Si l'hiver de Paris nous paraît triste lorsque la brume enveloppe la grande ville; si Londres, avec son manteau de brouillard épais et noir, a, d'octobre en avril, un aspect funèbre qui nous glace le coeur; que serait-ce de ces longs hivers de la Scandinavie, où la terre est durant plusieurs mois couverte de neige et de glace, où le ciel est comme un couvercle gris terne et sans horizon, à moins qu'une aurore boréale ne l'éclaire tout à coup d'un éclat passager; la Suède a un de ces climats rigoureux, qui donnent aux esprits toujours obligés de se replier sur eux-mêmes des tendances studieuses et une mélancolie calme; quant aux corps, ils sont généralement robustes sous ces latitudes, qui offrent beaucoup d'exemples de longévité; mais malheur aux étrangers qui s'exposent imprudemment à cette température. On dit que Descartes prit un rhume en donnant, à Stockholm, des leçons de philosophie à la reine Christine de Suède, et qu'il mourut des suites de ce rhume: et pourtant les appartements de la reine devaient être chauffés!

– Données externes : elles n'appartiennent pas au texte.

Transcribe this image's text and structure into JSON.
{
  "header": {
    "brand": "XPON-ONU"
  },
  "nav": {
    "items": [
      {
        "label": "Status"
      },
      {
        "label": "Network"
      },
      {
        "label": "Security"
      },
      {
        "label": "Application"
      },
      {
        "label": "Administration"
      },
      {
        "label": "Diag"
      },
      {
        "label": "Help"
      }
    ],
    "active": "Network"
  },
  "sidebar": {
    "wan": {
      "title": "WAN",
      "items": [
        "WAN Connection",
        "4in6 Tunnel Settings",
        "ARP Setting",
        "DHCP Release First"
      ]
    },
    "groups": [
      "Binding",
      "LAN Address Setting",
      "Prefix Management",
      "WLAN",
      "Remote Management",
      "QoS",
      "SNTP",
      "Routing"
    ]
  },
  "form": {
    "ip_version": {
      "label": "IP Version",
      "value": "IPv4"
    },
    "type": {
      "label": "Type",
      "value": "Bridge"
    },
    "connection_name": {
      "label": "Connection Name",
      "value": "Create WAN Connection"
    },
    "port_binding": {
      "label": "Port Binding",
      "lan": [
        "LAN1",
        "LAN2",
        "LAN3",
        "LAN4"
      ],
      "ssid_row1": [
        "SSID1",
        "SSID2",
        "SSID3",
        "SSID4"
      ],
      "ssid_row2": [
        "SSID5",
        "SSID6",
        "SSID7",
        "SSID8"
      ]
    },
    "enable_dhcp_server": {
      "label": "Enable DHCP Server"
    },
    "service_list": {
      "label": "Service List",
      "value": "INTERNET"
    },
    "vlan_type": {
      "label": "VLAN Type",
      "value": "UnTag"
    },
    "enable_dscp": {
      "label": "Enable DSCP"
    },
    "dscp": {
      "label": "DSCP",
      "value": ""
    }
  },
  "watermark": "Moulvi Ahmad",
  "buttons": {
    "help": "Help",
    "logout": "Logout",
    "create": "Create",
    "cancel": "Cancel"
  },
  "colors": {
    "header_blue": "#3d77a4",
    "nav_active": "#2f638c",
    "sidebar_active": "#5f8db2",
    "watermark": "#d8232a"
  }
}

Rien n'est plus triste qu'un pauvre village de Suède lorsqu'arrive novembre; sitôt que le jour cesse, une fumée épaisse s'élève de chaque toit de chaume et annonce que chaque famille se chauffe autour du foyer.
Par une soirée d'hiver de 1719, la cheminée du presbytère du village de Roeshult, pauvre habitation qui ne se distinguait guère des chaumières qui l'environnaient, jetait dans l'air compacte et glacé une colonne de noire fumée; dans l'intérieur brûlait un grand feu de tourbe. Le pasteur et sa famille, qui se composait: de la femme du pasteur, excellente ménagère, de deux petites filles de sept à huit ans, et d'un garçon qui pouvait en avoir douze, étaient rangés autour d'une table pour la veillée; sur cette table brûlait une lampe de fer basse, grossière et à trois becs; au pied de la lampe étaient amoncelées de grosses pelotes de laine brune avec laquelle la mère tricotait des bas; les aiguilles d'osier claquaient dans ses doigts, les deux petites filles luttaient d'émulation pour imiter la besogne de leur mère et y parvenaient assez bien; tandis que le pasteur, accoudé sur la table et la tête baissée sur une grande Bible, en lisait de temps en temps quelques récits qu'il commentait.